O logo da Copa América 2019, à esquerda, e da Eurocopa 2016, à direita (Foto: reprodução)

A edição 2019 da Copa América será disputada entre 12 seleções. Além das 10 sul-americanas vinculadas à Conmebol, dois convidados: o Japão e o Catar. O evento terá cinco cidades-sede, como revelado por Fernando Sarney, vice-presidente da CBF, no dia 14 de junho. Os jogos serão realizados em Salvador, Rio de Janeiro, São Paulo, Belo Horizonte e Porto Alegre.

Havia a possibilidade de sediar jogos também em Brasília, Fortaleza e Recife, mas o número de sedes foi reduzido depois do número de participantes ter sido reduzido de 16 para 12. Segundo o Globoesporte.com, há a possibilidade de São Paulo ter dois estádios como sede, Arena Corinthians, que sediou a Copa do Mundo de 2014, e o Allianz Parque, mas isso ainda não foi definido. Em Porto Alegre, ainda não se sabe qual estádio será usado, o Beira-Rio, que sediou a Copa em 2014, ou a Arena do Grêmio. No Rio, o estádio será o Maracanã; em Belo Horizonte, o Mineirão; em Salvador, a Fonte Nova.

Há uma tendência de aproximação entre a Conmebol e a Concacaf.

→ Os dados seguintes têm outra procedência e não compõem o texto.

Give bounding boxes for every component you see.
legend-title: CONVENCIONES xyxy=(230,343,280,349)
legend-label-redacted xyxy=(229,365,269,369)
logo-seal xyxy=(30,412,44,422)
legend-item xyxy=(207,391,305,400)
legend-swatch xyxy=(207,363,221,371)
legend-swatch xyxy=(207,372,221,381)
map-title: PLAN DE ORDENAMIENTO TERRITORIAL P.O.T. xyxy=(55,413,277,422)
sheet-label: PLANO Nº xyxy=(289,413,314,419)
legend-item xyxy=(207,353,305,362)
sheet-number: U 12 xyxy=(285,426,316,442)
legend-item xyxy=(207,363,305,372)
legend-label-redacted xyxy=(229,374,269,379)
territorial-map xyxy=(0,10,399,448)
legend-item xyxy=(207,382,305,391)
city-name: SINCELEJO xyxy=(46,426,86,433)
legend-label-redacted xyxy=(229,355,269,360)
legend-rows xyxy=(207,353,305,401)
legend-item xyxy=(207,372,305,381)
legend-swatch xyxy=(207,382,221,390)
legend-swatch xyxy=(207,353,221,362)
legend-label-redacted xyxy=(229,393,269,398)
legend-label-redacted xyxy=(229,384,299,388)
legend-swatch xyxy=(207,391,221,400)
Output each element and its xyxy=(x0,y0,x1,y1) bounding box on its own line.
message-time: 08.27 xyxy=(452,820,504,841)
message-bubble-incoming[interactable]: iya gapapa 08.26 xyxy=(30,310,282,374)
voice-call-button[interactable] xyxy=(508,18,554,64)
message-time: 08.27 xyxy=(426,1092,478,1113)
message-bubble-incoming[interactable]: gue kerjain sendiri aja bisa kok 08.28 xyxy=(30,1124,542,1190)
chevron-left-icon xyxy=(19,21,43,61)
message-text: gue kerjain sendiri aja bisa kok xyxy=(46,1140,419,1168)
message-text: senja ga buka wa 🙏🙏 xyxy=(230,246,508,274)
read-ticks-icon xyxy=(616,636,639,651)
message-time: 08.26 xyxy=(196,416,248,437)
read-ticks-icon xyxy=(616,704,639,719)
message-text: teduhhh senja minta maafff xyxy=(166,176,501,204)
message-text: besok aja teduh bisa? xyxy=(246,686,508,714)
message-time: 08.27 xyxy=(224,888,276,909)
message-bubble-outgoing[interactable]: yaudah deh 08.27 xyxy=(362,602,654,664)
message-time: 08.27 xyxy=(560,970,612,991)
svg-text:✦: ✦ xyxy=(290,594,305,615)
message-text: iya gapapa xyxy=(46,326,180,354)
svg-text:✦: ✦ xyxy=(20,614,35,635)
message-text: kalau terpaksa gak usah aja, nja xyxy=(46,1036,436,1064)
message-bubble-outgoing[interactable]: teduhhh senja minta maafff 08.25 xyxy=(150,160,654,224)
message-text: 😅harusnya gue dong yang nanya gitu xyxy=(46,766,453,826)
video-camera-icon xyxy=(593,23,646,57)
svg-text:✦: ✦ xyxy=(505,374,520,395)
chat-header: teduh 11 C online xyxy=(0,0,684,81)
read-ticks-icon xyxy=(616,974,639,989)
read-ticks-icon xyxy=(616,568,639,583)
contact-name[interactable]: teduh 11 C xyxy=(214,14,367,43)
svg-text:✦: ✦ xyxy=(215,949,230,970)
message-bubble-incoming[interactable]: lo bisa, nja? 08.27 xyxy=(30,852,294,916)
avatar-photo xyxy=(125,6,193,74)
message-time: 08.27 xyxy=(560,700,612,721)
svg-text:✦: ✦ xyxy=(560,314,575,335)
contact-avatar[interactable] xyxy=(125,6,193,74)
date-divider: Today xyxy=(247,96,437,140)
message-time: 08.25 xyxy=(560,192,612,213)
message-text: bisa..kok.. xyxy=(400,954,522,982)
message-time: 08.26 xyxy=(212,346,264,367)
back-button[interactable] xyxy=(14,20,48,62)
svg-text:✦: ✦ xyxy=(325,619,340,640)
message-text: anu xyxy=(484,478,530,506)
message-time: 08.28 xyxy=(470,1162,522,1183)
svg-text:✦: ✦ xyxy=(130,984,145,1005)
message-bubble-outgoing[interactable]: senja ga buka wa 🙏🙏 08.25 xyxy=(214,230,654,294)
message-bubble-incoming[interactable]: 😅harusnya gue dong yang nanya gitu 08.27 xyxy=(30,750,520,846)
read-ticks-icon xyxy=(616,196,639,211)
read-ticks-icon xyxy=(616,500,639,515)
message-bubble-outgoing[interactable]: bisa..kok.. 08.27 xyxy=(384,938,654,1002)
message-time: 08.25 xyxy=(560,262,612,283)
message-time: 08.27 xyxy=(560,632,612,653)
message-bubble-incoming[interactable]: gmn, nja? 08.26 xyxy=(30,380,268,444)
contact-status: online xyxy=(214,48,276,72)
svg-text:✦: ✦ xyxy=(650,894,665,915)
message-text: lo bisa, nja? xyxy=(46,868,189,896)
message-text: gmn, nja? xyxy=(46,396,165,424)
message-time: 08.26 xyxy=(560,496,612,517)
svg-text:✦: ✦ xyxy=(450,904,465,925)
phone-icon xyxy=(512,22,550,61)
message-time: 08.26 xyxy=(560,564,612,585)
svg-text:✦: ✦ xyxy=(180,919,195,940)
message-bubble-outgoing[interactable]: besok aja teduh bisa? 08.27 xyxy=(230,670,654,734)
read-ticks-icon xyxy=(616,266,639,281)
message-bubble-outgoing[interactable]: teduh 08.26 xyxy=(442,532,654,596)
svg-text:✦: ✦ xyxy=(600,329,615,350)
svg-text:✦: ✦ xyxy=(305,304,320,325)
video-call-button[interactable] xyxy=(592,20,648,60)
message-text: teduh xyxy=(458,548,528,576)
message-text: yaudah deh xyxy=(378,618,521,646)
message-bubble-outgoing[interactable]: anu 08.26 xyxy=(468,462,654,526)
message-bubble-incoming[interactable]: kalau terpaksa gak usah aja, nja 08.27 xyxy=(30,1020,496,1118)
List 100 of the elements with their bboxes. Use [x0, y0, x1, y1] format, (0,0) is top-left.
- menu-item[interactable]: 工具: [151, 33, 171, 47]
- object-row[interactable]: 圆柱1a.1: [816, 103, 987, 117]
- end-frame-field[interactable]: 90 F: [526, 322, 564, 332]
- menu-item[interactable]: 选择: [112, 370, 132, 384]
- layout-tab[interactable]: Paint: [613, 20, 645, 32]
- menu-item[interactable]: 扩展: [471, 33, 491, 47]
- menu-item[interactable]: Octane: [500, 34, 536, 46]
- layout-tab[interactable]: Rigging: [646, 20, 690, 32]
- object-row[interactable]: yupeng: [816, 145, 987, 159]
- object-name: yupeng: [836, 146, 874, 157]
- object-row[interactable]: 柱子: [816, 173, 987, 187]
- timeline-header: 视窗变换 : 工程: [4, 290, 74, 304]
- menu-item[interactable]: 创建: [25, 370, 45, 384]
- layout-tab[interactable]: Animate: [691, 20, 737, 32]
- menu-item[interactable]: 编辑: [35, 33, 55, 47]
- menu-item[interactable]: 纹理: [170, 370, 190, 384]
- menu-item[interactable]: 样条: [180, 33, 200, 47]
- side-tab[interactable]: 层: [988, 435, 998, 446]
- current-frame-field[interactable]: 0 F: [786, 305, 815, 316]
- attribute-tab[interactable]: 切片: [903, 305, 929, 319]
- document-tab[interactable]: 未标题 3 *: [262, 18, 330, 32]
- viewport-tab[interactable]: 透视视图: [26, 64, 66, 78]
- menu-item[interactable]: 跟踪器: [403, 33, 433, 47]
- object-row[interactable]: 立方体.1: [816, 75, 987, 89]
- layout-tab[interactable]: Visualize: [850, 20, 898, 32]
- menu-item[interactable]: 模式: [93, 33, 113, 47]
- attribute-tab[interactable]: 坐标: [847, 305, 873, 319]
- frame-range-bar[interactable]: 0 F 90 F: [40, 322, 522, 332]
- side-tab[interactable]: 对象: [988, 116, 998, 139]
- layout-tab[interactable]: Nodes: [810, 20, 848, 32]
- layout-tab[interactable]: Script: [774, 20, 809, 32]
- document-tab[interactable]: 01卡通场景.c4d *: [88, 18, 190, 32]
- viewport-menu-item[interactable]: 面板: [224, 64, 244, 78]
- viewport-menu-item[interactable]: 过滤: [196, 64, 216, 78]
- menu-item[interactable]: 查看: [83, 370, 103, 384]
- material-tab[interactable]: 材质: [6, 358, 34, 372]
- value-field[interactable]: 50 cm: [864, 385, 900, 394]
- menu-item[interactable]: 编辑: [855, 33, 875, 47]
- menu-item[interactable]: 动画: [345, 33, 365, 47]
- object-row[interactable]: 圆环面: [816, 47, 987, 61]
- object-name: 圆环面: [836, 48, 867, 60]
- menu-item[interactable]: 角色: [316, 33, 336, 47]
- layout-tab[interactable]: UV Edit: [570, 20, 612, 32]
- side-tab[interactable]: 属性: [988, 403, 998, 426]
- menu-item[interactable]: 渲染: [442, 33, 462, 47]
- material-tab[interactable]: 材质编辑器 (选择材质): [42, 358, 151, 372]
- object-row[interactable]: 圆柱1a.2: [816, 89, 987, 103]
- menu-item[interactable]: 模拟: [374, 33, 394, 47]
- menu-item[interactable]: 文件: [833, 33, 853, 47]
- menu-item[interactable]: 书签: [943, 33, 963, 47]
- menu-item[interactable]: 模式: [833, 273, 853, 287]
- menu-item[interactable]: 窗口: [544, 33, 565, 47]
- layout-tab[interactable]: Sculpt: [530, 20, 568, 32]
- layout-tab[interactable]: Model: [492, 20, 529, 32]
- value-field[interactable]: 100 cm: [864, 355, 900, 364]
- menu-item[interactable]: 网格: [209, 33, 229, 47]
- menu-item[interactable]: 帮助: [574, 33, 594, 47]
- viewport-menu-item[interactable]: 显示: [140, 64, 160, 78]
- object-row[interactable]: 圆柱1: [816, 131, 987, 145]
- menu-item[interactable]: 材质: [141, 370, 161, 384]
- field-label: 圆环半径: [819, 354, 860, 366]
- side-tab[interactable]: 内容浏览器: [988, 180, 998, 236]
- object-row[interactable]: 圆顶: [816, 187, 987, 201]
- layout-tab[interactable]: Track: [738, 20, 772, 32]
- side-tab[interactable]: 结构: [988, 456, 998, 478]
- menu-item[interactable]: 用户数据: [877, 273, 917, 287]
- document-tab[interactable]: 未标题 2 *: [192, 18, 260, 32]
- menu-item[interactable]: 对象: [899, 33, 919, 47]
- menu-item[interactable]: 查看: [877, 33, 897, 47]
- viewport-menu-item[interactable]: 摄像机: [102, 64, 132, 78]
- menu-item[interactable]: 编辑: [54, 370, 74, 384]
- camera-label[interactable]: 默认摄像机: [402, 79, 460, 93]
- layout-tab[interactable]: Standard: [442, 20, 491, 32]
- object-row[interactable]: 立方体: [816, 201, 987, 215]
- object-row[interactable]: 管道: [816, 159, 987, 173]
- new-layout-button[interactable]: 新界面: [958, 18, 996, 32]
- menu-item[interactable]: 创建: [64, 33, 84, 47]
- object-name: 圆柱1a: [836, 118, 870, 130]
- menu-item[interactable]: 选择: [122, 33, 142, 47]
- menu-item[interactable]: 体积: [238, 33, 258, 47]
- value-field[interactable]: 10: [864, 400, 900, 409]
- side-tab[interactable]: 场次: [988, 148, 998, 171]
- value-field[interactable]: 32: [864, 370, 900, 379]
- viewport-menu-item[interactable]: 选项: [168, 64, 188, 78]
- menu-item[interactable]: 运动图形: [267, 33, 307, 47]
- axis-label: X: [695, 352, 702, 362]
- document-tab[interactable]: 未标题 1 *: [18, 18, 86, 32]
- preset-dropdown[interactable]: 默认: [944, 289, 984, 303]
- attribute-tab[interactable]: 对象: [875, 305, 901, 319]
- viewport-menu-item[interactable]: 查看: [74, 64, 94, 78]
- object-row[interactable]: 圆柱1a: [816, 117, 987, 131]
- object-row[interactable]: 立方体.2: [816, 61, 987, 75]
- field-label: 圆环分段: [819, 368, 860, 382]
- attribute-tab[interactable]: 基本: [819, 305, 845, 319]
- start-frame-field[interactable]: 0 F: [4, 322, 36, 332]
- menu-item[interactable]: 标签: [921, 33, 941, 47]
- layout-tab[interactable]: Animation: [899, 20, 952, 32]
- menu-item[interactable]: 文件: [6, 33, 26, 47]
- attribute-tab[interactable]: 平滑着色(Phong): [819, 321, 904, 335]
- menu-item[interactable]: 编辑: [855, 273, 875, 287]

A Copa América 2020 será a segunda disputa com co-organização das duas entidades e foi um sucesso de público e de receitas. Com a expansão da Copa do Mundo para 48 seleções, uma alternativa para não tornar as Eliminatórias da Copa mais atraentes é juntar as seleções de Concacaf e Conmebol.

Claro que a questão é bem mais complicada do que a ideia, mas diante do sucesso comercial que a Copa América Centenário teve em 2016, e a boa relação entre as duas entidades, é possível vermos uma aproximação ainda maior. O que pode ter consequências também no futebol de clubes, a longo prazo. Como a Libertadores já teve times mexicanos, com a união das duas confederações, seria possível ter uma competição de clubes integrada. Essa possibilidade, porém, ainda é algo muito distante da realidade. Ao menos por enquanto.